Could I have a claim for unfair dismissal?
If your employer uses an unfair selection procedure, or it is not a genuine redundancy, then this could be unfair dismissal and you may be able to claim compensation from an employment tribunal. It is quite common for employees to be dismissed unfairly when a business is taken over. If you are made redundant when a business is taken over contact us for immediate advice.
As well as claiming unfair dismissal, you may also be able to claim redundancy pay. You must have worked for your employer for at least two years to get statutory redundancy pay.
Consultation – fewer than 20 employees being made redundant
If your employer is thinking about making you redundant, they should consult with you before making a decision. If they do not do this then your dismissal for redundancy is potentially unfair even if you are in a genuine redundancy situation.
Consultation – 20 or more people are being made redundant
Where an employer is making 20 or more employees at one workplace redundant, this is called a collective redundancy. As well as consulting with you individually, employers making a collective redundancy have to follow a more formal consultation procedure. They must consult with a recognised trade union where there is one. Where there is no recognised trade union then your employer must consult with employee representatives before issuing redundancy notices. If they do not do this, you can go to an employment tribunal who could order your employer to compensate you for their failure to follow proper procedures.

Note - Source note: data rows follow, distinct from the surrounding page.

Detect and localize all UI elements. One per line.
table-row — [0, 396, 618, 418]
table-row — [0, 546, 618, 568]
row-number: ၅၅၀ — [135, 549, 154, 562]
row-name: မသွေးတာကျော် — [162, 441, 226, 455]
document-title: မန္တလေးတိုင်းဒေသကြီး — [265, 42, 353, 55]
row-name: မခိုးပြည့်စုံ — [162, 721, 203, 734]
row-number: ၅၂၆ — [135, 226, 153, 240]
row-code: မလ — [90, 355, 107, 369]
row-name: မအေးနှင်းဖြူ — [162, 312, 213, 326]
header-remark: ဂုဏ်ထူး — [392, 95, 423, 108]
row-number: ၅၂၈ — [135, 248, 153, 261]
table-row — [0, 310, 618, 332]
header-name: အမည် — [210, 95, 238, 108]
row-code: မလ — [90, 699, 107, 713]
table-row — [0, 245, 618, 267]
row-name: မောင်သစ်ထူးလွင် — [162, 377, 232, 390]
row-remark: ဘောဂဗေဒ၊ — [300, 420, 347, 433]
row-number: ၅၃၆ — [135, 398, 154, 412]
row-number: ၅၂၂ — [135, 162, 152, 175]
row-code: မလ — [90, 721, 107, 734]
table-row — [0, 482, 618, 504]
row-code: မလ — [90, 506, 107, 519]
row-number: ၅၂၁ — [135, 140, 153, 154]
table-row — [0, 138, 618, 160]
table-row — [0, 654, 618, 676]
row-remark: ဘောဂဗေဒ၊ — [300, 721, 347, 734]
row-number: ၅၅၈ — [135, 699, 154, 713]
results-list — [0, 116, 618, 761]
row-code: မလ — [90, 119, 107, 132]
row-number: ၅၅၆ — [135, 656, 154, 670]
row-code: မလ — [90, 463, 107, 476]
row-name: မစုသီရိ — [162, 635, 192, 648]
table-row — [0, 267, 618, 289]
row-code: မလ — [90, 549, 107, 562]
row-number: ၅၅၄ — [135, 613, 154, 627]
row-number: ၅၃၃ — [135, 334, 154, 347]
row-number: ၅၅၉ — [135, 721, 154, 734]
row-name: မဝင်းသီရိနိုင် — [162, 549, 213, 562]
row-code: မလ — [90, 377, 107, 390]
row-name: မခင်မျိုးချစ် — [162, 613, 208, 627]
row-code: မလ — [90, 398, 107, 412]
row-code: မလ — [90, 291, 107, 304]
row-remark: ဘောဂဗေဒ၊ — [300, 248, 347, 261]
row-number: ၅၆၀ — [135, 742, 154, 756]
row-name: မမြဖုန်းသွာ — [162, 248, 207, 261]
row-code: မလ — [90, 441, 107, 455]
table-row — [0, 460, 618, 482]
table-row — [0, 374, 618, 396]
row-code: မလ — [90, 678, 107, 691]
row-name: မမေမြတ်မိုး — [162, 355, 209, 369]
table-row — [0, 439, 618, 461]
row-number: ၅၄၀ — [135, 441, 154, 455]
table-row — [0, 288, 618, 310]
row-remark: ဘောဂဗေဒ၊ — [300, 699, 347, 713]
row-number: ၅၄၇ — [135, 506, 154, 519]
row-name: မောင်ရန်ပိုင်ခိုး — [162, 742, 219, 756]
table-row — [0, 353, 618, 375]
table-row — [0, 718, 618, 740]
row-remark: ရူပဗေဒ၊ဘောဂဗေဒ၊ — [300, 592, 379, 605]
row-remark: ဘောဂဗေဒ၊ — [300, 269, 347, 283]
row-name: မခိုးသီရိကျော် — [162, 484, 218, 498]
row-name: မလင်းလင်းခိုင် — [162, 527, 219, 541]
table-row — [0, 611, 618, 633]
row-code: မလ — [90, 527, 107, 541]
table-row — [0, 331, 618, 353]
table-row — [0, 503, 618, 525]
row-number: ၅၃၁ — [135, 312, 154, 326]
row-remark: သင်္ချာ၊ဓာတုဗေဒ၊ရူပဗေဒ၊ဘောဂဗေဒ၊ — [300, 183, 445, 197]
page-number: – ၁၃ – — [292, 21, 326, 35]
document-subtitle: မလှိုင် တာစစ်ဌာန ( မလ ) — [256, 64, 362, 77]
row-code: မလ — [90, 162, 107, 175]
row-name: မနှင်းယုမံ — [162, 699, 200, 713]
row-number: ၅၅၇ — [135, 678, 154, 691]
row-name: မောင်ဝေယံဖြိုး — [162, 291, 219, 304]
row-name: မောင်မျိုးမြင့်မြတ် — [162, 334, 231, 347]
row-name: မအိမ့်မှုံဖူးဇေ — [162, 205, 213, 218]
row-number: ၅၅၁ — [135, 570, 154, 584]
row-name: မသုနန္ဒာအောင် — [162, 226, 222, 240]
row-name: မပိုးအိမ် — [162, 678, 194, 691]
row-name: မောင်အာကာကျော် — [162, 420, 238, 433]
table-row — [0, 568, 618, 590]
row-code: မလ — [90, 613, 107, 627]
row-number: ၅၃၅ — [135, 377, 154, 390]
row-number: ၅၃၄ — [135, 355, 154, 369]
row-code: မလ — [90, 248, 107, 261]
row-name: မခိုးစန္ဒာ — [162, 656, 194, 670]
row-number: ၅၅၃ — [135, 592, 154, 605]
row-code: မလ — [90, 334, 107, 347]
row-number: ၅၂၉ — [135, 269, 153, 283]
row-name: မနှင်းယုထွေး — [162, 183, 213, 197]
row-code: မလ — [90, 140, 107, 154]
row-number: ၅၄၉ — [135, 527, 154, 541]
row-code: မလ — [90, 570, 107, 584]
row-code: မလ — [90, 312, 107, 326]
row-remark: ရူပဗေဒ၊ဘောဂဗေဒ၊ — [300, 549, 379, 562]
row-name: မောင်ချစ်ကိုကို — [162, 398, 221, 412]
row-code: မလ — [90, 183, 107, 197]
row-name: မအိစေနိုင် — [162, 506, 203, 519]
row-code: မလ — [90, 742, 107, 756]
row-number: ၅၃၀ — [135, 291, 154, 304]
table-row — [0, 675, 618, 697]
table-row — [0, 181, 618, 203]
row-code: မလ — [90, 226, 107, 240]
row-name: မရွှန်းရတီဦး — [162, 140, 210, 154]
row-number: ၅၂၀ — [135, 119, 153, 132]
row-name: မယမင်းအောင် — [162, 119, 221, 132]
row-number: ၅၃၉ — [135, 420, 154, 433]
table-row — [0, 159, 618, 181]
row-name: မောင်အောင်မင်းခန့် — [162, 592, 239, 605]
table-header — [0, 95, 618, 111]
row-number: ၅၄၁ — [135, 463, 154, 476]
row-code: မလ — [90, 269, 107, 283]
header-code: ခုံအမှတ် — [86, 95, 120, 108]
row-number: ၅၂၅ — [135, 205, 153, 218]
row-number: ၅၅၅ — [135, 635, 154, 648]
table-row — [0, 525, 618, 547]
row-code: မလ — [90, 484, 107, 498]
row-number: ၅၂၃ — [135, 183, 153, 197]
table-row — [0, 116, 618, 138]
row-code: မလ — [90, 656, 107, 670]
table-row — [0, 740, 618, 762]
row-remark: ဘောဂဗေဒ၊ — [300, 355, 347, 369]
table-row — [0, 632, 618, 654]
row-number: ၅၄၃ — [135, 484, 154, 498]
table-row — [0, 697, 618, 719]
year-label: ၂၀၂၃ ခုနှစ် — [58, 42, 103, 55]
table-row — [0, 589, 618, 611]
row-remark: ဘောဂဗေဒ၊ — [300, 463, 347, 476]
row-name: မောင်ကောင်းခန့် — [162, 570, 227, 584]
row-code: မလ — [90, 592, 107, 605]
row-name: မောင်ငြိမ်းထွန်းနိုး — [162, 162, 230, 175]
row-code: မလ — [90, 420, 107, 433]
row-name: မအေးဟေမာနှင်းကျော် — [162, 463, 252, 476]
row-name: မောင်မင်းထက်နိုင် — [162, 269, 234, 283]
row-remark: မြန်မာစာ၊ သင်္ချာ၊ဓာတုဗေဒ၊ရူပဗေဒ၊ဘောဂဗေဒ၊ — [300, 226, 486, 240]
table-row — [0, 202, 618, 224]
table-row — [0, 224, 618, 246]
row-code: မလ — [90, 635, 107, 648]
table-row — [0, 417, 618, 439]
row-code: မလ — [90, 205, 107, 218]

Might I have a claim for discrimination?
It is discriminatory and against the law for your employer to select you for redundancy because of your age, disability, gender reassignment, marriage or civil partnership, pregnancy or maternity, race, religion or belief, sex or sexual orientation. It may also be against the law to choose people for redundancy just because they work part-time or are pregnant, as this could be sex discrimination.
An employer can choose to make you redundant because of how long you have been working for them. For example, they can say that all employees who have worked for the company for less than one year will be made redundant. However, this might mean that more young people are made redundant which could potentially count as age discrimination. If you have been chosen for redundancy and you think the reason is discrimination, you may have the right to compensation. You can claim compensation for discrimination regardless of how long you have worked for your employer.
What if my employer’s business is sold or transferred?
Where a business is transferred from one employer to another, this does not automatically mean that you are redundant. Your employment contract will continue and you will keep the same terms and conditions of employment with your new employer.
However, there are circumstances where you could get made redundant because of the transfer. This could either be by your old employer, before the transfer takes place, or by your new employer after the transfer has happened. In this scenario, your employer would have to show that you were genuinely redundant because there is no longer any need for the work you were doing, and the transfer itself was not the only or main reason for your redundancy.
If you have been made redundant and think you may have a claim against your employer as a result, A City Law Firm can ensure the best outcome for you. Frequently a Compromise Agreement will be offered. Contact us so that we can take you through this agreement and get the best terms and sums available for you.
Before an employer decides to make you redundant, there must be a genuine need for the change: for instance, the role you are employed in is no longer required. Your employer cannot simply terminate your employment because the business is being sold, moving offices around the corner, or because they have another person in mind for your role.